Unnamed: 0,antecedents,consequents,antecedent support,consequent support,support,confidence,lift,leverage,conviction,zhangs_metric
0,(2_0),(13_11),0.130286,0.056627,0.012819,0.098394,1.737574,0.005442,1.046325,0.488074
1,(13_11),(2_0),0.056627,0.130286,0.012819,0.226382,1.737574,0.005442,1.124216,0.449965
2,(2_0),(15_1),0.130286,0.120963,0.033951,0.260588,2.154278,0.018191,1.188833,0.616073
3,(15_1),(2_0),0.120963,0.130286,0.033951,0.280673,2.154278,0.018191,1.209066,0.609539
4,(15_1),(33_4),0.120963,0.02731,0.011233,0.092861,3.400299,0.007929,1.072262,0.803047
5,(33_4),(15_1),0.02731,0.120963,0.011233,0.411311,3.400299,0.007929,1.493211,0.725728
6,(15_1),(38_4),0.120963,0.066568,0.011177,0.092397,1.388001,0.003124,1.028458,0.318007
7,(38_4),(15_1),0.066568,0.120963,0.011177,0.167897,1.388001,0.003124,1.056404,0.299475
8,(49_1),(15_1),0.067762,0.120963,0.010011,0.147741,1.221375,0.001815,1.03142,0.194425
9,(15_1),(49_1),0.120963,0.067762,0.010011,0.082763,1.221375,0.001815,1.016354,0.206192


# Service Recommendations at Cart

In [9]:
def arl_recommender(rules_df, product_id, rec_count=1, method="lift"):
    sorted_rules = rules_df.sort_values(method, ascending=False)
    recommendation_list = []
    for i, product in enumerate(sorted_rules["antecedents"]):
        for j in list(product):
            if j == product_id:
                recommendation_list.append(list(sorted_rules.iloc[i]["consequents"])[0])

    return recommendation_list[0:rec_count]

arl_recommender(rules, "2_0", rec_count=3, method="support")

['15_1', '22_0', '25_0']

The recommended services are curated based on an analysis of services that other users have added to their shopping carts alongside the services you've selected.
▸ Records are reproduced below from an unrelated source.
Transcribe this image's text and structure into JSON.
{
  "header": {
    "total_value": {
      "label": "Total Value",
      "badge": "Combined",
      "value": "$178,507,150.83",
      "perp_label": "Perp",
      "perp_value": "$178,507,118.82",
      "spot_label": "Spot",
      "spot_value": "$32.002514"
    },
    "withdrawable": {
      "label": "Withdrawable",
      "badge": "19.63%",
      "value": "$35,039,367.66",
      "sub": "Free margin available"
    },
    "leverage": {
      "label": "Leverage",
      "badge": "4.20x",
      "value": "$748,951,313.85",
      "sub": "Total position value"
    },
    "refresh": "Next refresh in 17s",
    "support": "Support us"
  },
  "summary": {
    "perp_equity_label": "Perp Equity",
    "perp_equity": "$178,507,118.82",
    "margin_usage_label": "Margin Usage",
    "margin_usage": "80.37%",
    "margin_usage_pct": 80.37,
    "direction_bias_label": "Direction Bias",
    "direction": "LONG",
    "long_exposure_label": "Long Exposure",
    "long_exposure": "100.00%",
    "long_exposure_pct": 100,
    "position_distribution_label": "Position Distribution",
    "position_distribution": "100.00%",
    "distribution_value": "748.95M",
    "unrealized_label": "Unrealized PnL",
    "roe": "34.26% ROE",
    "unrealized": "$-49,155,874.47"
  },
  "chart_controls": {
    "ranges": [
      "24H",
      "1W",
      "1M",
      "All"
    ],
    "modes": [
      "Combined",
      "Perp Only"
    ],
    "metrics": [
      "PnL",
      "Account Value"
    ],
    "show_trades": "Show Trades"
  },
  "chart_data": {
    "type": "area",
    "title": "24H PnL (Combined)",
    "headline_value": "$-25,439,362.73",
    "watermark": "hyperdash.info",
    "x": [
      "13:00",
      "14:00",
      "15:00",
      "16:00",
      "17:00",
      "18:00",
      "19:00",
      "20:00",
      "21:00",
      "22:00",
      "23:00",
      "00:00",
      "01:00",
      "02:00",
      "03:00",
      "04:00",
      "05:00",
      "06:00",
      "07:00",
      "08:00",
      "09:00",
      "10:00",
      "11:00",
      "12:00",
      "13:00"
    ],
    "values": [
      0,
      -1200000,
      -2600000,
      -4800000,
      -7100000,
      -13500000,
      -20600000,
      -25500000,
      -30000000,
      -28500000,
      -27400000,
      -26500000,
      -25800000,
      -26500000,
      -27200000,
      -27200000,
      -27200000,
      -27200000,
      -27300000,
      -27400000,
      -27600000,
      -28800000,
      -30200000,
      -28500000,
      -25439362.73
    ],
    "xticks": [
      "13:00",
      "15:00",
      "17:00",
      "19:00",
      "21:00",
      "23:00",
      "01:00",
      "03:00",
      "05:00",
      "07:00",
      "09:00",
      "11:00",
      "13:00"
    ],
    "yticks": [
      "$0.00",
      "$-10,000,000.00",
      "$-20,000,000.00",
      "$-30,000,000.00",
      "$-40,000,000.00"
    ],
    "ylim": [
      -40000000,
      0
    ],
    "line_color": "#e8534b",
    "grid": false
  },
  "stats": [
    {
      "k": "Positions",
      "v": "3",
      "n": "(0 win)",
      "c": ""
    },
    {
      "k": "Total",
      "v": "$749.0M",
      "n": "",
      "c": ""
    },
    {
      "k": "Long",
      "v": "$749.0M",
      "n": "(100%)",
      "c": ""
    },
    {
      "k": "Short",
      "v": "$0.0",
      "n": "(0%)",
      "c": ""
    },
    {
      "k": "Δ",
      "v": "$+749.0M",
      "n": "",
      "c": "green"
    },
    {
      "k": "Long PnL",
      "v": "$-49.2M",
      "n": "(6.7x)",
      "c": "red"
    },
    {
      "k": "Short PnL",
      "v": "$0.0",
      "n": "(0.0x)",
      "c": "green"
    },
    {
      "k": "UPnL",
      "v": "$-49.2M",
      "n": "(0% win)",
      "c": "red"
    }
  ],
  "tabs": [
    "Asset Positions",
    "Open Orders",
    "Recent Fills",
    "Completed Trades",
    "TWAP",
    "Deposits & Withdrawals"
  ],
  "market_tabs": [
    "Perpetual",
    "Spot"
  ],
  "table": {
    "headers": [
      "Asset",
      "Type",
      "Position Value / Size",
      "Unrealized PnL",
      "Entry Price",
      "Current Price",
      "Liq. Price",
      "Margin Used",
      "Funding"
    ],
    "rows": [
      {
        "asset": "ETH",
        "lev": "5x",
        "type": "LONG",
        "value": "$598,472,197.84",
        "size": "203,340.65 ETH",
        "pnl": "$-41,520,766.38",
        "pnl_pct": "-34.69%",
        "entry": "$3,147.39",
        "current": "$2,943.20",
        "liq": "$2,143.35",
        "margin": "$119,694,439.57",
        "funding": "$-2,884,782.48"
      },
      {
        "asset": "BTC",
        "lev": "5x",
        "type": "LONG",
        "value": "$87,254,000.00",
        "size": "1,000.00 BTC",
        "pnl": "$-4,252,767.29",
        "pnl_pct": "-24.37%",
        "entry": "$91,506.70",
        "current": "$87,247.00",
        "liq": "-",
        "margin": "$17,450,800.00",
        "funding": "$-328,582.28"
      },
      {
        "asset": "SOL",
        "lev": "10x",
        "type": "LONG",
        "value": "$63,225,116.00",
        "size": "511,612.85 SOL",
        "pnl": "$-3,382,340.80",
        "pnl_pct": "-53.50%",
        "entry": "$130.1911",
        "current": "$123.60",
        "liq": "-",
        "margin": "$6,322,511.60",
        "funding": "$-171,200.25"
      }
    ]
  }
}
By examining shopping patterns and co-purchased items, we can suggest additional relevant services that customers with similar interests have found complementary or useful. This tailored recommendation approach aims to surface services you may find appealing and increase the likelihood of meeting your needs or interests.